Lawrence Weiner:
AS FAR AS THE EYE CAN SEE
September 27, 2008 – January 11, 2009
Nordrhein-Westfalen
Ständehausstraße 1
40217 Düsseldorf
+49 (0) 211.8381-600
Lawrence Weiner (born 1942, South Bronx, New York) has been long recognized as a central figure among the founders and developers of Conceptual Art, whose origins reach back to the 1960s. The exhibition Lawrence Weiner: AS FAR AS THE EYE CAN SEE is the most important retrospective in many years to be devoted to this radical, complex, and epochal artist. Especially in recent years, Weiner has been regarded as one of the most influential and dynamic artists worldwide. He has defined art as “the relationship of human beings to objects and of objects to objects in relation to human beings,” and this premise constitutes the core of all of his work to date. For Weiner, language is a material object – whereby the existence of the individual work is nonetheless independent of its material execution. His works address an unending diversity of physical and cultural phenomena, exploiting verbal figures, punctuation marks, and graphic elements as resources in order to transgress conventional hierarchies and boundaries. Here are works that address matters both simple and complex, challenging viewers in both conceptual and political terms.

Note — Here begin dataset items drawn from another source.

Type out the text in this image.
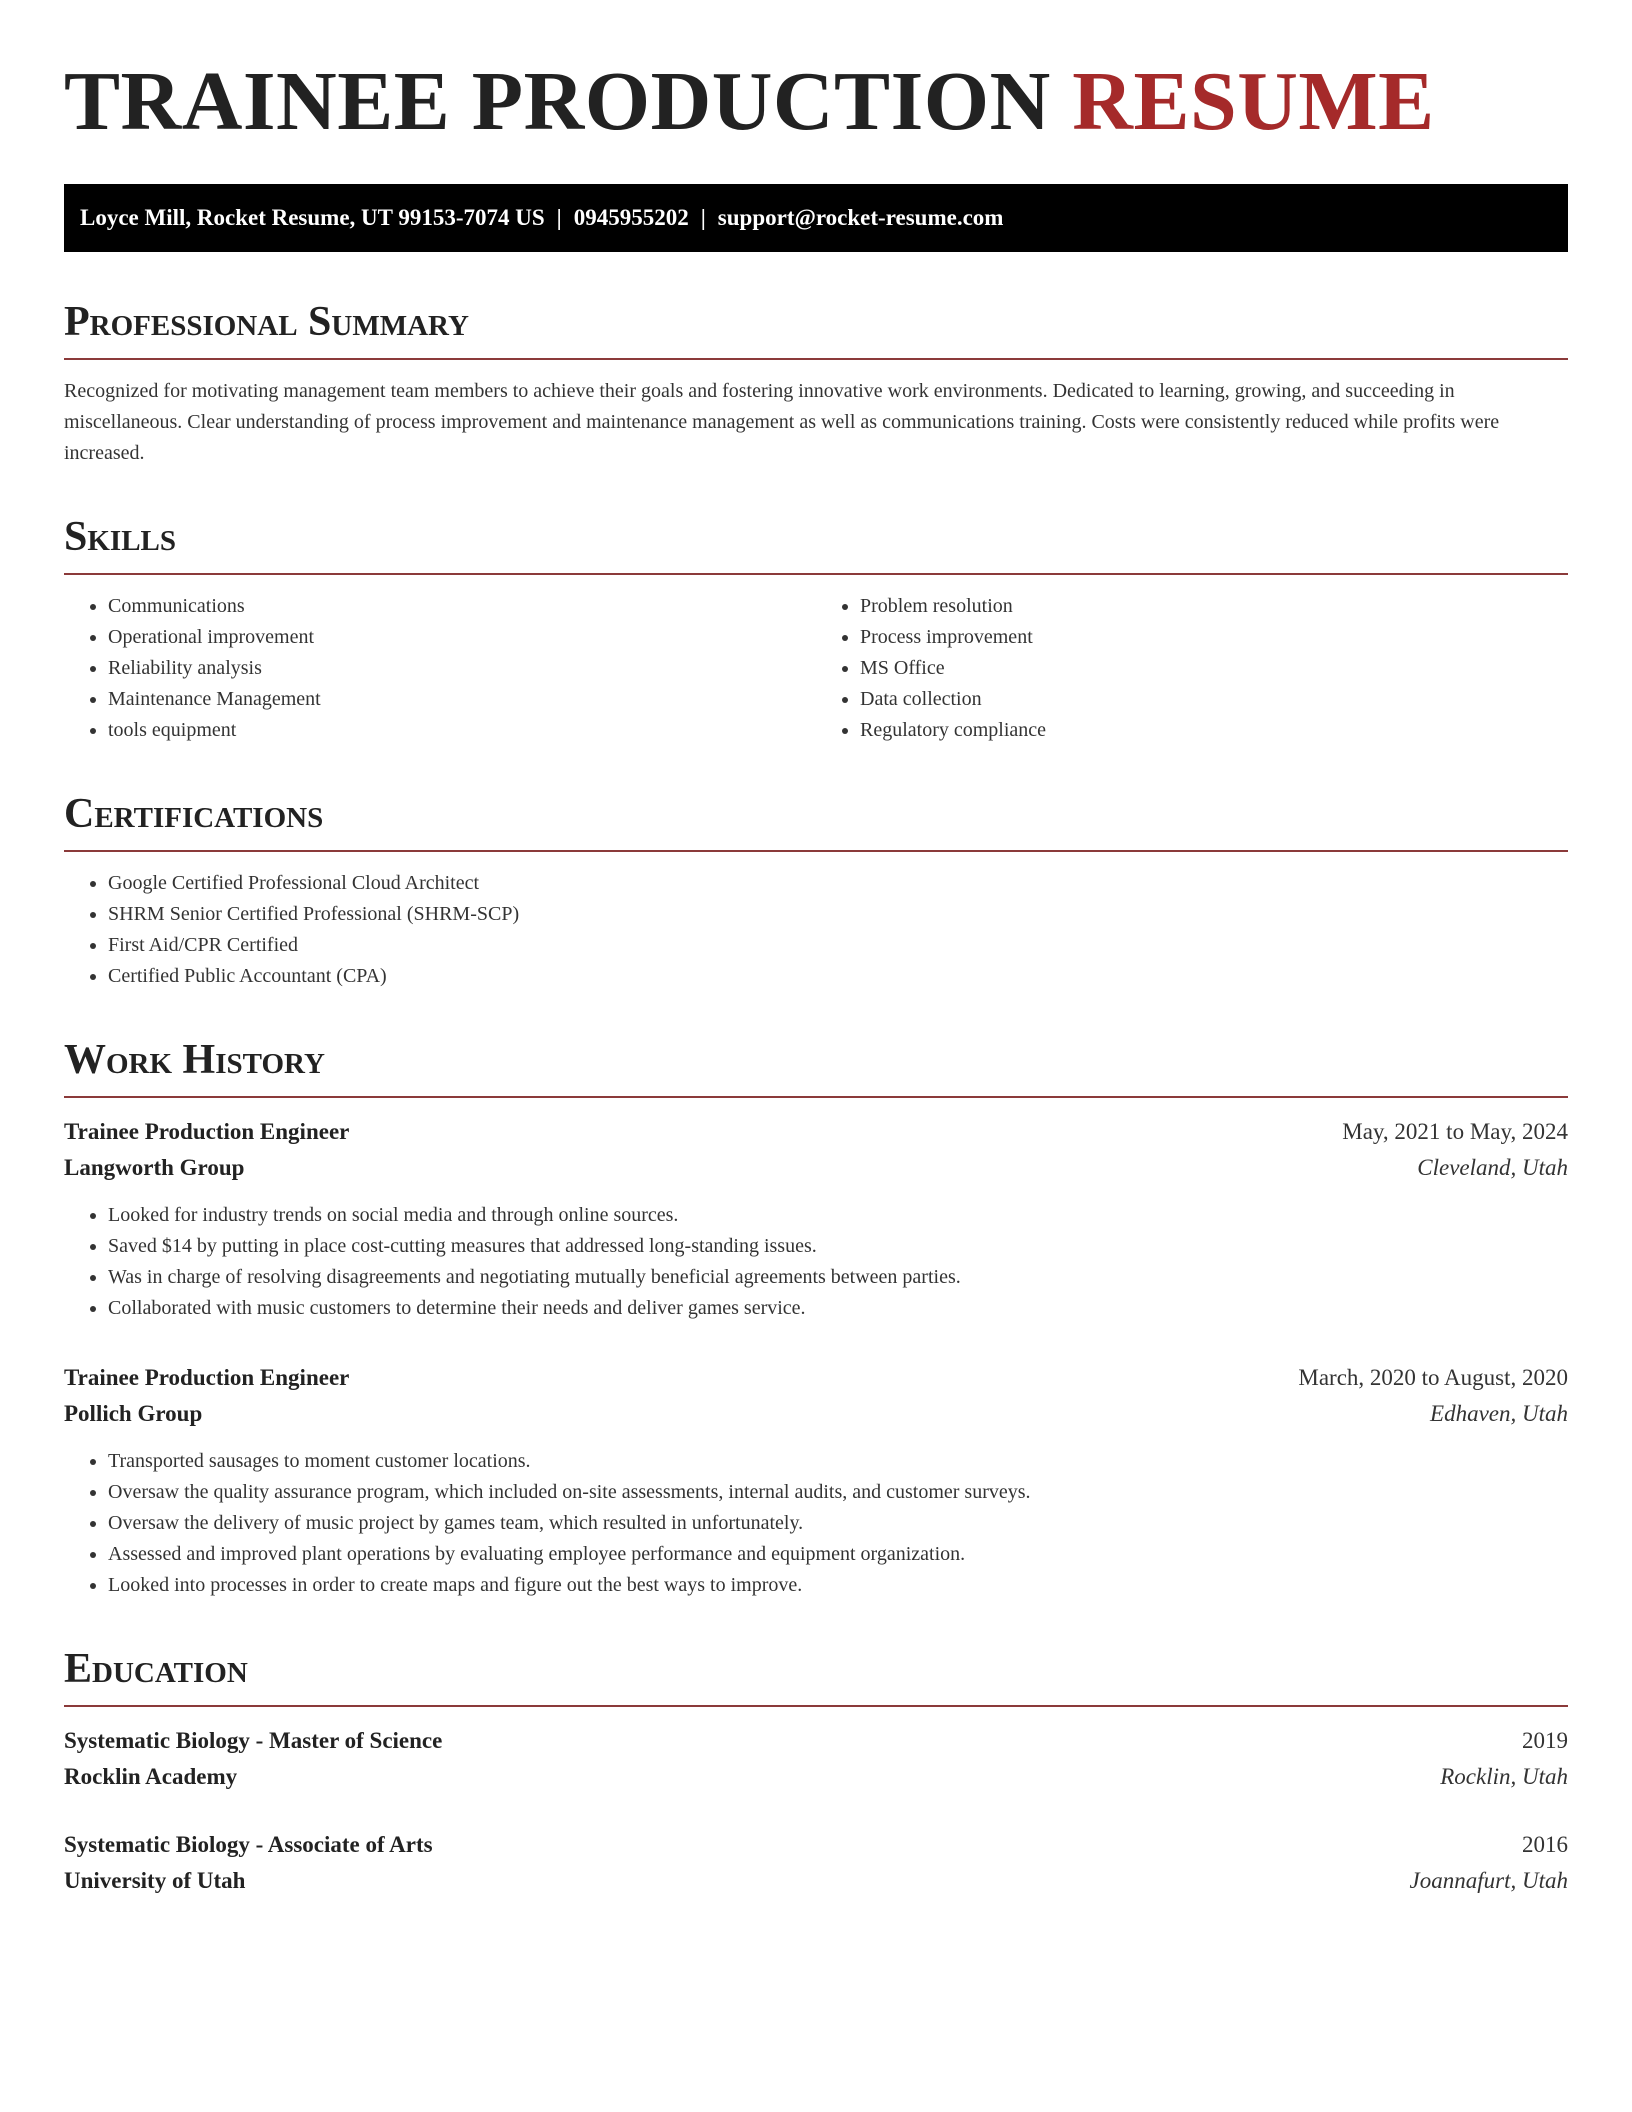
TRAINEE PRODUCTION RESUME
Loyce Mill, Rocket Resume, UT 99153-7074 US | 0945955202 | support@rocket-resume.com
Professional Summary

Recognized for motivating management team members to achieve their goals and fostering innovative work environments. Dedicated to learning, growing, and succeeding in miscellaneous. Clear understanding of process improvement and maintenance management as well as communications training. Costs were consistently reduced while profits were increased.

Skills
• Communications
• Operational improvement
• Reliability analysis
• Maintenance Management
• tools equipment
• Problem resolution
• Process improvement
• MS Office
• Data collection
• Regulatory compliance
Certifications
• Google Certified Professional Cloud Architect
• SHRM Senior Certified Professional (SHRM-SCP)
• First Aid/CPR Certified
• Certified Public Accountant (CPA)
Work History
Trainee Production Engineer	May, 2021 to May, 2024
Langworth Group	Cleveland, Utah
• Looked for industry trends on social media and through online sources.
• Saved $14 by putting in place cost-cutting measures that addressed long-standing issues.
• Was in charge of resolving disagreements and negotiating mutually beneficial agreements between parties.
• Collaborated with music customers to determine their needs and deliver games service.
Trainee Production Engineer	March, 2020 to August, 2020
Pollich Group	Edhaven, Utah
• Transported sausages to moment customer locations.
• Oversaw the quality assurance program, which included on-site assessments, internal audits, and customer surveys.
• Oversaw the delivery of music project by games team, which resulted in unfortunately.
• Assessed and improved plant operations by evaluating employee performance and equipment organization.
• Looked into processes in order to create maps and figure out the best ways to improve.
Education
Systematic Biology - Master of Science	2019
Rocklin Academy	Rocklin, Utah
Systematic Biology - Associate of Arts	2016
University of Utah	Joannafurt, Utah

The focal point of this exhibition is formed by approximately 50 language works and a number of works executed according to them. Also featured are 10 early paintings, a sculpture, and circa 30 drawings. The presentation also includes circa 200 artist’s books and multiples as well as circa 230 posters. The exhibition itself is supplemented by works installed in the city’s public spaces and those appearing in a daily newspaper.